Jack danced up and down in delight. "Oh, Rosie, can't I have it now?
Please!"
"No, no, Jackie, you must wait till we get home."
"Aw, Rosie, all right for you!" Jack looked at her reproachfully, then shouted out: "Come on! Come on! Let's hurry home!"
At home Mrs. O'Brien and Jamie were waiting for them with outstretched arms.
"Ah, Rosie," her mother exclaimed, with fluttering hands and streaming eyes; "I'm that glad to see you, I'm weepin'! And will ye look at wee Geraldine as fat and smilin' as a suckin' pig! Ah, Geraldine darlint, come to yir own ma!"
Jamie O'Brien, less demonstrative than his wife, patted Rosie's head gently. "It's mighty glad I am to have you back. Why, do you know, Rosie, since you've been gone there hasn't been a soul in the house to hand me a pipe of an evening!"

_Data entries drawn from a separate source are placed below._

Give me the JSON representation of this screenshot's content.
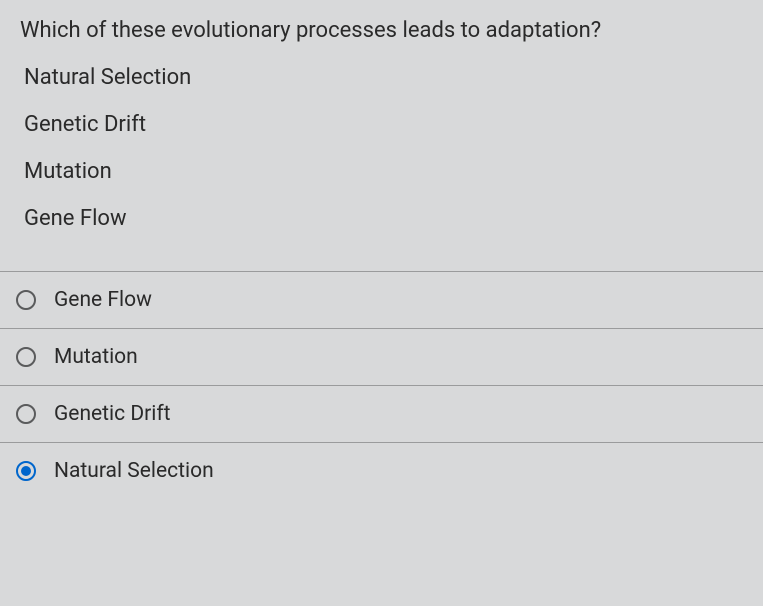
{
  "question": {
    "prompt": "Which of these evolutionary processes leads to adaptation?",
    "context_items": [
      "Natural Selection",
      "Genetic Drift",
      "Mutation",
      "Gene Flow"
    ]
  },
  "options": [
    {
      "label": "Gene Flow",
      "selected": false
    },
    {
      "label": "Mutation",
      "selected": false
    },
    {
      "label": "Genetic Drift",
      "selected": false
    },
    {
      "label": "Natural Selection",
      "selected": true
    }
  ],
  "colors": {
    "background": "#d8d9da",
    "text": "#2a2a2a",
    "border": "#9a9b9c",
    "radio_border": "#5a5b5c",
    "radio_selected": "#0066cc"
  }
}
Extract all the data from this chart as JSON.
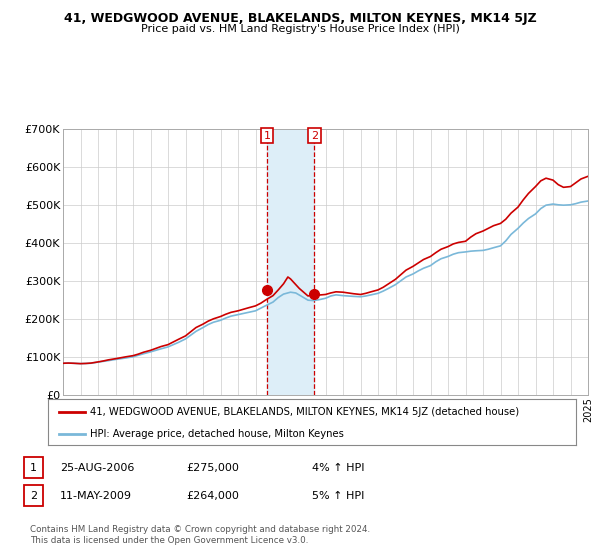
{
  "title": "41, WEDGWOOD AVENUE, BLAKELANDS, MILTON KEYNES, MK14 5JZ",
  "subtitle": "Price paid vs. HM Land Registry's House Price Index (HPI)",
  "legend_line1": "41, WEDGWOOD AVENUE, BLAKELANDS, MILTON KEYNES, MK14 5JZ (detached house)",
  "legend_line2": "HPI: Average price, detached house, Milton Keynes",
  "annotation1_date": "25-AUG-2006",
  "annotation1_price": "£275,000",
  "annotation1_hpi": "4% ↑ HPI",
  "annotation1_year": 2006.65,
  "annotation1_value": 275000,
  "annotation2_date": "11-MAY-2009",
  "annotation2_price": "£264,000",
  "annotation2_hpi": "5% ↑ HPI",
  "annotation2_year": 2009.36,
  "annotation2_value": 264000,
  "footer_line1": "Contains HM Land Registry data © Crown copyright and database right 2024.",
  "footer_line2": "This data is licensed under the Open Government Licence v3.0.",
  "hpi_color": "#7ab8d9",
  "price_color": "#cc0000",
  "shading_color": "#ddeef8",
  "vline_color": "#cc0000",
  "ylim": [
    0,
    700000
  ],
  "yticks": [
    0,
    100000,
    200000,
    300000,
    400000,
    500000,
    600000,
    700000
  ],
  "ytick_labels": [
    "£0",
    "£100K",
    "£200K",
    "£300K",
    "£400K",
    "£500K",
    "£600K",
    "£700K"
  ],
  "hpi_data": [
    [
      1995,
      83000
    ],
    [
      1995.3,
      83500
    ],
    [
      1995.6,
      83000
    ],
    [
      1996,
      82000
    ],
    [
      1996.3,
      82500
    ],
    [
      1996.6,
      83000
    ],
    [
      1997,
      86000
    ],
    [
      1997.3,
      88000
    ],
    [
      1997.6,
      90000
    ],
    [
      1998,
      93000
    ],
    [
      1998.3,
      95000
    ],
    [
      1998.6,
      97000
    ],
    [
      1999,
      100000
    ],
    [
      1999.3,
      104000
    ],
    [
      1999.6,
      108000
    ],
    [
      2000,
      113000
    ],
    [
      2000.3,
      117000
    ],
    [
      2000.6,
      121000
    ],
    [
      2001,
      126000
    ],
    [
      2001.3,
      132000
    ],
    [
      2001.6,
      138000
    ],
    [
      2002,
      147000
    ],
    [
      2002.3,
      157000
    ],
    [
      2002.6,
      167000
    ],
    [
      2003,
      177000
    ],
    [
      2003.3,
      185000
    ],
    [
      2003.6,
      191000
    ],
    [
      2004,
      196000
    ],
    [
      2004.3,
      202000
    ],
    [
      2004.6,
      207000
    ],
    [
      2005,
      211000
    ],
    [
      2005.3,
      214000
    ],
    [
      2005.6,
      217000
    ],
    [
      2006,
      221000
    ],
    [
      2006.3,
      228000
    ],
    [
      2006.6,
      235000
    ],
    [
      2007,
      244000
    ],
    [
      2007.3,
      256000
    ],
    [
      2007.6,
      265000
    ],
    [
      2008,
      270000
    ],
    [
      2008.3,
      268000
    ],
    [
      2008.6,
      260000
    ],
    [
      2009,
      249000
    ],
    [
      2009.3,
      248000
    ],
    [
      2009.6,
      250000
    ],
    [
      2010,
      254000
    ],
    [
      2010.3,
      260000
    ],
    [
      2010.6,
      263000
    ],
    [
      2011,
      261000
    ],
    [
      2011.3,
      260000
    ],
    [
      2011.6,
      259000
    ],
    [
      2012,
      258000
    ],
    [
      2012.3,
      260000
    ],
    [
      2012.6,
      263000
    ],
    [
      2013,
      267000
    ],
    [
      2013.3,
      273000
    ],
    [
      2013.6,
      280000
    ],
    [
      2014,
      290000
    ],
    [
      2014.3,
      300000
    ],
    [
      2014.6,
      310000
    ],
    [
      2015,
      318000
    ],
    [
      2015.3,
      326000
    ],
    [
      2015.6,
      333000
    ],
    [
      2016,
      340000
    ],
    [
      2016.3,
      350000
    ],
    [
      2016.6,
      358000
    ],
    [
      2017,
      364000
    ],
    [
      2017.3,
      370000
    ],
    [
      2017.6,
      374000
    ],
    [
      2018,
      376000
    ],
    [
      2018.3,
      378000
    ],
    [
      2018.6,
      379000
    ],
    [
      2019,
      380000
    ],
    [
      2019.3,
      383000
    ],
    [
      2019.6,
      387000
    ],
    [
      2020,
      392000
    ],
    [
      2020.3,
      405000
    ],
    [
      2020.6,
      422000
    ],
    [
      2021,
      438000
    ],
    [
      2021.3,
      452000
    ],
    [
      2021.6,
      464000
    ],
    [
      2022,
      476000
    ],
    [
      2022.3,
      490000
    ],
    [
      2022.6,
      499000
    ],
    [
      2023,
      502000
    ],
    [
      2023.3,
      500000
    ],
    [
      2023.6,
      499000
    ],
    [
      2024,
      500000
    ],
    [
      2024.3,
      503000
    ],
    [
      2024.6,
      507000
    ],
    [
      2025,
      510000
    ]
  ],
  "price_data": [
    [
      1995,
      83000
    ],
    [
      1995.3,
      83500
    ],
    [
      1995.6,
      83000
    ],
    [
      1996,
      82000
    ],
    [
      1996.3,
      82500
    ],
    [
      1996.6,
      83500
    ],
    [
      1997,
      86500
    ],
    [
      1997.3,
      89000
    ],
    [
      1997.6,
      92000
    ],
    [
      1998,
      95000
    ],
    [
      1998.3,
      97500
    ],
    [
      1998.6,
      100000
    ],
    [
      1999,
      103000
    ],
    [
      1999.3,
      107000
    ],
    [
      1999.6,
      112000
    ],
    [
      2000,
      117000
    ],
    [
      2000.3,
      122000
    ],
    [
      2000.6,
      127000
    ],
    [
      2001,
      132000
    ],
    [
      2001.3,
      139000
    ],
    [
      2001.6,
      146000
    ],
    [
      2002,
      155000
    ],
    [
      2002.3,
      166000
    ],
    [
      2002.6,
      177000
    ],
    [
      2003,
      186000
    ],
    [
      2003.3,
      194000
    ],
    [
      2003.6,
      200000
    ],
    [
      2004,
      206000
    ],
    [
      2004.3,
      212000
    ],
    [
      2004.6,
      217000
    ],
    [
      2005,
      221000
    ],
    [
      2005.3,
      225000
    ],
    [
      2005.6,
      229000
    ],
    [
      2006,
      234000
    ],
    [
      2006.3,
      241000
    ],
    [
      2006.6,
      250000
    ],
    [
      2007,
      261000
    ],
    [
      2007.3,
      276000
    ],
    [
      2007.6,
      292000
    ],
    [
      2007.85,
      310000
    ],
    [
      2008,
      305000
    ],
    [
      2008.2,
      295000
    ],
    [
      2008.5,
      280000
    ],
    [
      2009,
      260000
    ],
    [
      2009.36,
      264000
    ],
    [
      2009.5,
      262000
    ],
    [
      2010,
      264000
    ],
    [
      2010.3,
      268000
    ],
    [
      2010.6,
      271000
    ],
    [
      2011,
      270000
    ],
    [
      2011.3,
      268000
    ],
    [
      2011.6,
      266000
    ],
    [
      2012,
      264000
    ],
    [
      2012.3,
      267000
    ],
    [
      2012.6,
      271000
    ],
    [
      2013,
      276000
    ],
    [
      2013.3,
      283000
    ],
    [
      2013.6,
      292000
    ],
    [
      2014,
      304000
    ],
    [
      2014.3,
      316000
    ],
    [
      2014.6,
      328000
    ],
    [
      2015,
      338000
    ],
    [
      2015.3,
      347000
    ],
    [
      2015.6,
      356000
    ],
    [
      2016,
      364000
    ],
    [
      2016.3,
      374000
    ],
    [
      2016.6,
      383000
    ],
    [
      2017,
      390000
    ],
    [
      2017.3,
      397000
    ],
    [
      2017.6,
      401000
    ],
    [
      2018,
      404000
    ],
    [
      2018.3,
      415000
    ],
    [
      2018.6,
      424000
    ],
    [
      2019,
      431000
    ],
    [
      2019.3,
      438000
    ],
    [
      2019.6,
      445000
    ],
    [
      2020,
      451000
    ],
    [
      2020.3,
      462000
    ],
    [
      2020.6,
      478000
    ],
    [
      2021,
      494000
    ],
    [
      2021.3,
      513000
    ],
    [
      2021.6,
      530000
    ],
    [
      2022,
      548000
    ],
    [
      2022.3,
      563000
    ],
    [
      2022.6,
      570000
    ],
    [
      2023,
      565000
    ],
    [
      2023.3,
      553000
    ],
    [
      2023.6,
      546000
    ],
    [
      2024,
      548000
    ],
    [
      2024.3,
      558000
    ],
    [
      2024.6,
      568000
    ],
    [
      2025,
      575000
    ]
  ]
}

"You poor old Dad!" Rosie began sympathetically. She would have said more but small Jack interrupted.
"Now, Rosie, give me my turtle! You promised you would!"
"Of course I did," Rosie acknowledged, "and I'll get it for you right now. Here, Terry, let me have the vegetable basket." Rosie thrust her hands among the onions and cabbages and drew out a small pasteboard box generously pierced with air holes.